Why Bert and Ernie Should Get Gay Married
But those two have been stuffed away in the closet for too long -- and people are ready for them to come out. Change.org has started a petition, asking PBS to allow the popular Sesame Street pals to call it like it is and get gay married.
So far 700 people -- and counting -- have signed onto the petition. And for those who still have their doubts that the homosexual puppets should get married, we offer our reasons to consider also scrawling your name in favor of this union.
5. The "W" Club: Bert has that freaky fetish with the letter "W" -- he's even the president of the National Association of W Lovers -- a group of Muppets who just can't get enough of the letter. And we can safely conclude that the word "wedding" wouldn't be the same without a "W."
4. Bert can dump his make-believe girlfriend: Every closeted gay couple knows the best way to beat back suspicion is to publicly announce one, or both of you, have partnered up with the opposite sex. Bert has fooled kids for decades, using a nameless woman as his beard. He even wrote a song about her titled "I want to hold your ear." Although it's not that convincing -- if Bert is really having sex with this woman, wouldn't he want to hold so many other things besides her ear?

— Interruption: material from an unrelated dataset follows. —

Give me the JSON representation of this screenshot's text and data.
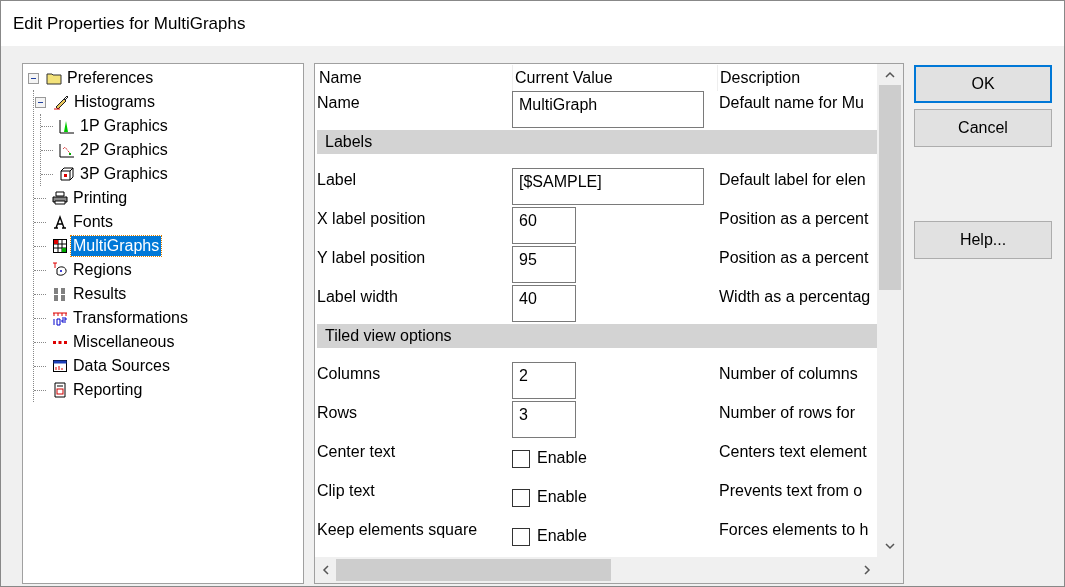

3. Ernie's rubber duckie will no longer be a euphemism: We all know how much Ernie likes his tubby time, and it's even better with his "special friend," rubber duckie. But c'mon: How much time do you think Ernie really spends squeezing and fondling that damn duck? That's only what they show on TV. If PBS would just allow Ernie to marry Bert, then we could finally watch them have tubby time together.
2. They're clearly in Love: While PBS and other self-loathing people everywhere will claim that these two grown men have a platonic relationship, we're not buying this crap that they are just roommates. I mean how many male "roommates" have a photo like the one above hanging in their shared space?